Experts say this shift could be catastrophic for annual vaccines like the flu shot. Conducting new, lengthy clinical trials each year is not feasible and would mean vaccines arrive too late to be effective. "I don’t know if we will have influenza vaccines next year in the US," said Professor Dorit Reiss, a vaccine policy expert.
The memo also questioned the practice of giving multiple vaccines at once, a common and safe practice that improves access, and made ambiguous statements about measles, mumps, and rubella (MMR) vaccines.
The FDA and Prasad did not respond to the Guardian's requests for evidence linking the children's deaths to vaccination or for details on the proposed regulatory changes.
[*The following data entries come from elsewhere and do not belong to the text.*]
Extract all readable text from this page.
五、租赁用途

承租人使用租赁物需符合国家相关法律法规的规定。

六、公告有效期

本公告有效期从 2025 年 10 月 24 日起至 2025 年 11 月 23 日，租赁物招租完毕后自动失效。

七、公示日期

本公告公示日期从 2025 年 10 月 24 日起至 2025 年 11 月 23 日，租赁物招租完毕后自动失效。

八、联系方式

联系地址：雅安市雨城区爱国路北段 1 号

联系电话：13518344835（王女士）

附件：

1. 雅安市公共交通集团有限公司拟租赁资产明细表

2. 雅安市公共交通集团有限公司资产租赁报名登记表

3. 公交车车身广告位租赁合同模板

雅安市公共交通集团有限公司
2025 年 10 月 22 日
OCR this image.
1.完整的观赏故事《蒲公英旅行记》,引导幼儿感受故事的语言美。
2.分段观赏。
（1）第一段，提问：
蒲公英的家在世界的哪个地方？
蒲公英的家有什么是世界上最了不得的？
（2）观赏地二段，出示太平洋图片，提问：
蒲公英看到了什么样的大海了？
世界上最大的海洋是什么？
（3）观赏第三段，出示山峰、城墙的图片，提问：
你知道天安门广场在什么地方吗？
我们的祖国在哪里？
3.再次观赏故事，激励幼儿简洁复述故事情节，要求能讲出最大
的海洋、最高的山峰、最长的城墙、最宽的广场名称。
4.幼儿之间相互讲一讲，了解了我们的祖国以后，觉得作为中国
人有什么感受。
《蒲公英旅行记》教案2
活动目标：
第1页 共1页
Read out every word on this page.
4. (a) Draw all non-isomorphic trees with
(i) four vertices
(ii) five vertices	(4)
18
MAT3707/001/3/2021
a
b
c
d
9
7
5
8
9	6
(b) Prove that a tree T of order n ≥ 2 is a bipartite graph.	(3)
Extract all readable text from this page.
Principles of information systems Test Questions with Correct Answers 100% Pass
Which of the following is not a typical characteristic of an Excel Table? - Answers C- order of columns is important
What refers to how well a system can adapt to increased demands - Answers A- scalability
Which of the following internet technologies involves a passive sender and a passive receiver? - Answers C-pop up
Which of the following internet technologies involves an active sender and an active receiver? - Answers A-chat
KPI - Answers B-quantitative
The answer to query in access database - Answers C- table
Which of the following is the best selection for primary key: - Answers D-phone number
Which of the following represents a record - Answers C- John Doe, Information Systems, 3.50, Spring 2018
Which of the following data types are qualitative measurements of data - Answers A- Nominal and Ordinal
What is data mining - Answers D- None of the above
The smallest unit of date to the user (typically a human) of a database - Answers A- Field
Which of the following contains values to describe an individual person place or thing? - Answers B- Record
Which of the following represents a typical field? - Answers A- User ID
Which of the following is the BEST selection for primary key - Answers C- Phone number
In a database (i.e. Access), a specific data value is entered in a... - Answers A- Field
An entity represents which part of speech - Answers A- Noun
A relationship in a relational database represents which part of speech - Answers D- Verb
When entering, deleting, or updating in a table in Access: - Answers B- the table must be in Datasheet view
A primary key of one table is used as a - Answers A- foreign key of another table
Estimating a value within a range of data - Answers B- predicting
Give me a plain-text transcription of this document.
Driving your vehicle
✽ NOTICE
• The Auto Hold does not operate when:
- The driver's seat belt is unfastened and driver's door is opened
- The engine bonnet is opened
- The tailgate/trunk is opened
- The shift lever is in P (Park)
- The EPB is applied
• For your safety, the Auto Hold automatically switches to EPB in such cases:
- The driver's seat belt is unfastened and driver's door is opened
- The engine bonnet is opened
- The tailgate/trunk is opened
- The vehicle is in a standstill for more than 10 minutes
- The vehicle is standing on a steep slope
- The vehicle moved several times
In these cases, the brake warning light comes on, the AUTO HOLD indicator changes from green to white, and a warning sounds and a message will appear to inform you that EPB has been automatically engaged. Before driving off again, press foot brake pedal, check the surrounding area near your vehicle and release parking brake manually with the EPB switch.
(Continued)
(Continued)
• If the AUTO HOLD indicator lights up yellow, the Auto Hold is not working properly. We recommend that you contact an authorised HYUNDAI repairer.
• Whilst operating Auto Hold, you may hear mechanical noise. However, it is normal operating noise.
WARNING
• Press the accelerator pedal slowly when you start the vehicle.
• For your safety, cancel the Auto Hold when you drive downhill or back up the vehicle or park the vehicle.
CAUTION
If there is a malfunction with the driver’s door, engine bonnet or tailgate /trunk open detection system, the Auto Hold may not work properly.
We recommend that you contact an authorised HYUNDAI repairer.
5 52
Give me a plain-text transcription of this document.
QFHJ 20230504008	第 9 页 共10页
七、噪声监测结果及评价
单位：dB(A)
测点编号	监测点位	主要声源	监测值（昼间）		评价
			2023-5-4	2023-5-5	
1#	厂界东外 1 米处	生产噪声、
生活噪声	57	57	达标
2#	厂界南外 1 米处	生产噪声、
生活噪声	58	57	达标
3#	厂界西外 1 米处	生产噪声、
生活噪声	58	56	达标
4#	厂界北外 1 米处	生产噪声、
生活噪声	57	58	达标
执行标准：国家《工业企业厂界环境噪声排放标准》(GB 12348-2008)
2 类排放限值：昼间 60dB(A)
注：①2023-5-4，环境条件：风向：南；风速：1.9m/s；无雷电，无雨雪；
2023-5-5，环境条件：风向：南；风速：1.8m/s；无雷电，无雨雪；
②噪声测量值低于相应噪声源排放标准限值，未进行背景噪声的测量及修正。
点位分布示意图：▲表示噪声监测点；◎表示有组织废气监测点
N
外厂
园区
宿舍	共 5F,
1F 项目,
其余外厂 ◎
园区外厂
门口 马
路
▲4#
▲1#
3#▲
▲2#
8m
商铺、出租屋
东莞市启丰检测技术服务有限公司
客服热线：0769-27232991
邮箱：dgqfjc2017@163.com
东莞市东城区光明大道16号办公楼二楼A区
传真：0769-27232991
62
The White House also did not comment on the claims.
Undermining Trust in a Critical Tool
The controversy arrives as Covid continues to circulate. Offit emphasised that "children are getting hospitalised and children are still dying from this virus." He and others fear that undermining confidence in vaccines without robust evidence is "so dangerous and irresponsible."
Jernigan highlighted the confusion such statements create for both the public and physicians. "It’s getting harder for them to know which recommendations to follow and who they can trust," he said, noting that the established, robust systems for monitoring vaccine safety, like the Vaccine Safety Datalink, were not referenced in the memo.
The episode marks a stark departure from the FDA's historical regulatory approach and has left experts deeply worried about the future of vaccine development, approval, and public confidence in the United States.